Когда она вышла на набережную Челси, Лондон уже просыпался. За железнодорожным мостом Чаринг-кросс, у здания Королевского суда, Элоди села на автобус номер 26. Ей удалось найти свободное местечко наверху, в переднем ряду, над кабиной водителя: детское удовольствие, которое до сих пор не оставляло ее равнодушной. Автобус проходил через всю Флит-стрит, въезжал в Сити, шел мимо Олд-Бейли и Святого Павла, затем по Треднидл-стрит и у Бишопсгейт поворачивал на север. Сидя наверху и глядя по сторонам, Элоди, как обычно, представляла себе, как эти улицы могли выглядеть в девятнадцатом веке, в Лондоне Джеймса Стрэттона.
Она вышла на Шорди-Хай-стрит. Под железнодорожным мостом давали урок хип-хопа: ребятишки танцевали, а родители стояли в сторонке, потягивая кофе навынос из картонных стаканчиков. Элоди перешла проезжую часть и углубилась в лабиринт переулков, срезая путь на Коламбия-роуд, где уже открывались магазины.

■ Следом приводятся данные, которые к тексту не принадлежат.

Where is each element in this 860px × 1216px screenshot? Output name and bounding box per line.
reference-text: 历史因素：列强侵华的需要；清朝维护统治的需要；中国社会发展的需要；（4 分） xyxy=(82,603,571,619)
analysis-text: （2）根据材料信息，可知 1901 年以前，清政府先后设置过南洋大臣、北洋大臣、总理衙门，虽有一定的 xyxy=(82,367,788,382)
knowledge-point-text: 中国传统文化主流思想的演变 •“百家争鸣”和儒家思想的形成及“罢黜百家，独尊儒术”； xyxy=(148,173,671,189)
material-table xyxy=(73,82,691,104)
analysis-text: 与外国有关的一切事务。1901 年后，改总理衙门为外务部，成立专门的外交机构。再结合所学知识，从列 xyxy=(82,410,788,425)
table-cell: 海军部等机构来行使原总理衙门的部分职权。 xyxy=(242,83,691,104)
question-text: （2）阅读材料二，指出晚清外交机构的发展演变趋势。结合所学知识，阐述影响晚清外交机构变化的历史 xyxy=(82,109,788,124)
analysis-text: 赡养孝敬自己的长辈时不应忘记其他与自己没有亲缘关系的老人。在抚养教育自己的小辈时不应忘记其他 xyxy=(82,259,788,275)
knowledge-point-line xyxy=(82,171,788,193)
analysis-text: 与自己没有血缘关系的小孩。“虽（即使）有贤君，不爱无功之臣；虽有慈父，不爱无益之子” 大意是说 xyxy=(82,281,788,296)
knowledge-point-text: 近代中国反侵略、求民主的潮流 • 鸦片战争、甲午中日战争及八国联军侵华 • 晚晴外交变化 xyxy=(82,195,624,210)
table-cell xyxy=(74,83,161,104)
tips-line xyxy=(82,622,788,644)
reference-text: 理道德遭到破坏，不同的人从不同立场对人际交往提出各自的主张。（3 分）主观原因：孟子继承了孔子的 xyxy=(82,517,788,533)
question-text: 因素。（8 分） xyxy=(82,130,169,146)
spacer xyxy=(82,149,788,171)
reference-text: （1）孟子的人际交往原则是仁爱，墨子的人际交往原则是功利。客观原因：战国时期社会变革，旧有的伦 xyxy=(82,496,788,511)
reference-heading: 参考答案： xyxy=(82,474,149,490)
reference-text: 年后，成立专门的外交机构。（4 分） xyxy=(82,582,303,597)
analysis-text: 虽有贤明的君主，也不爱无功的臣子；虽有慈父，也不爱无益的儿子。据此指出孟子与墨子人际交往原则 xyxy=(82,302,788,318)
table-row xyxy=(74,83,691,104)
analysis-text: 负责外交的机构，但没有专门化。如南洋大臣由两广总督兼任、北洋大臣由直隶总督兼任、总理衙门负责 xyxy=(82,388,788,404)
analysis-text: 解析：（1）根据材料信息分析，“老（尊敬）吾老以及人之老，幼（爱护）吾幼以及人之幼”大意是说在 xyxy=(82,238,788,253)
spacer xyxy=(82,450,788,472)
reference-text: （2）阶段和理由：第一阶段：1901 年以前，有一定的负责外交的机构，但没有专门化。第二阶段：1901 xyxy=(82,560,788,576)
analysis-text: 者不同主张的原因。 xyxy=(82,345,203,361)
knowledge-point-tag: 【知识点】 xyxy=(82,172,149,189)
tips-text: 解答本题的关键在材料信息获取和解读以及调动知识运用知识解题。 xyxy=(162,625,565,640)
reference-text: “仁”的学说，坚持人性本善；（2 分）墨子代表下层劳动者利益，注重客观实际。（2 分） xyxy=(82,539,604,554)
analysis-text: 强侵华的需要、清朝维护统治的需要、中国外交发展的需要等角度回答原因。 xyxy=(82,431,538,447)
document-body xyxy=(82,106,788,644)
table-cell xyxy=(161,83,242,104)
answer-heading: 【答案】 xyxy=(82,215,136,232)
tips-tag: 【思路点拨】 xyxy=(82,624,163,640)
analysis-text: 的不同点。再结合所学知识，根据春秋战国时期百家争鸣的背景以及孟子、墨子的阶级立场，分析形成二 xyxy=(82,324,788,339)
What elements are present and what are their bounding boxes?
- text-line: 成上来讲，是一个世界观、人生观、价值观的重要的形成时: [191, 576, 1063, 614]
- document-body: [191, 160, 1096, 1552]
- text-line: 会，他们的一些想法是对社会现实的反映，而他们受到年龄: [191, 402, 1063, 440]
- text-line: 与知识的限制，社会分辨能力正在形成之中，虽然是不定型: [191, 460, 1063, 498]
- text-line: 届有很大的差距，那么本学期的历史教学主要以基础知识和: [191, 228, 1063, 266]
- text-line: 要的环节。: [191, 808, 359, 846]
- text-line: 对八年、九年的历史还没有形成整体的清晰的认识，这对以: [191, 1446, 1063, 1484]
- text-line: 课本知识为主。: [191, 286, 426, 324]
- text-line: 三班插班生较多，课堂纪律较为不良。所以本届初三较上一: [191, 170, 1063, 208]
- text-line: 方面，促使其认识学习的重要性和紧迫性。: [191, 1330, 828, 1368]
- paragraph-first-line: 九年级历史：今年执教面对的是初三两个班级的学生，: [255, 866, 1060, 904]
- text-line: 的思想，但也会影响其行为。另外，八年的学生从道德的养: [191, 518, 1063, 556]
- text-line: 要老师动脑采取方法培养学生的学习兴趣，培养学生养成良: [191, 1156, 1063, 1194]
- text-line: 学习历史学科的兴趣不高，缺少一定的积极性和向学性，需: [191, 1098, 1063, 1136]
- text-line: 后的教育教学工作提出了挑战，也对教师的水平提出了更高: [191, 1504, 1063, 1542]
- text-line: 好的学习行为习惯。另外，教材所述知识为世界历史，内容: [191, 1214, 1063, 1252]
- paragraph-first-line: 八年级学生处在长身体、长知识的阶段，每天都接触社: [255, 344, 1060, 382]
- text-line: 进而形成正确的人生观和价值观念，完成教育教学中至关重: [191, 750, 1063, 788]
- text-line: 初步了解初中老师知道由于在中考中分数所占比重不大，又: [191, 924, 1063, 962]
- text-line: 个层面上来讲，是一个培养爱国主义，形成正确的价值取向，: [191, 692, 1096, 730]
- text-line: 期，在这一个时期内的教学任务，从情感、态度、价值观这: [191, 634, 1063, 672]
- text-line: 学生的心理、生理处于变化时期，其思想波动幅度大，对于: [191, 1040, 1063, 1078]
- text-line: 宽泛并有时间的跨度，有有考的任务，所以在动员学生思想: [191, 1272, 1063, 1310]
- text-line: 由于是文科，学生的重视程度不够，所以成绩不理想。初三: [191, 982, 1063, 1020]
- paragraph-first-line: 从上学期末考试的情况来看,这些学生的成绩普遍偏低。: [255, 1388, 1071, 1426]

Коламбия-роуд — улица, на которую не забредают случайные прохожие, но всегда людная. Лондон — большой специалист по таким местам: невысокие кирпичные дома-террасы с витринами — бирюзовыми, желтыми, красными, зелеными и черными от винтажных нарядов, бижутерии ручной работы, самодельных украшений и вообще всякого старинного барахла, никому, в общем-то, не нужного, но так заманчиво разложенного и расставленного, что руки поневоле тянутся к кошельку. В воскресенье здесь, как всегда, откроется цветочный рынок: воздух между домами сгустится от ароматов, тротуары заполнятся лотками с хрупким живым товаром, начнется толчея — ни пройти ни проехать; но сейчас, ранним утром, улица была почти пуста.
Сбоку у дома Типа была железная калитка, за которой, окаймленная буйно разросшимися фиалками, начиналась дорожка в сад. На белом кирпичном пилястре фасада чернела трафаретная надпись: «ПОДВАЛ», угольно-черный палец показывал направление. Оказалось, что калитка не на замке, и Элоди вошла. Дорожка привела ее в дальний угол сада, к сараю с резной деревянной вывеской на крыше: «Студия».
Дверь студии была приоткрыта. Элоди толкнула ее и тут же увидела — как, впрочем, и всегда — невероятную коллекцию любопытных предметов. Синий гоночный велосипед привалился к печатному прессу времен королевы Виктории, вдоль стен выстроились деревянные верстаки. Все они были уставлены разными старомодными штуковинами: лампы, часы, радиоприемники и пишущие машинки боролись за место с вышедшими из употребления металлическими наборными кассами, полными старинных шрифтов. Ящики ломились от причудливых запчастей и инструментов неясного назначения, а на стенах висели картины маслом и рисунки пером, в огромных количествах — на зависть любой картинной галерее.
— Эй! — окликнула она, входя. И сразу увидела двоюродного деда, сидевшего за высоким столом у задней стены студии. — Тип, привет.
Он взглянул на нее поверх очков, но не выказал удивления.
— Доброе утро. Передай мне, пожалуйста, напильник, самый маленький.
Элоди сняла со стены инструмент, на который он показывал, и протянула ему.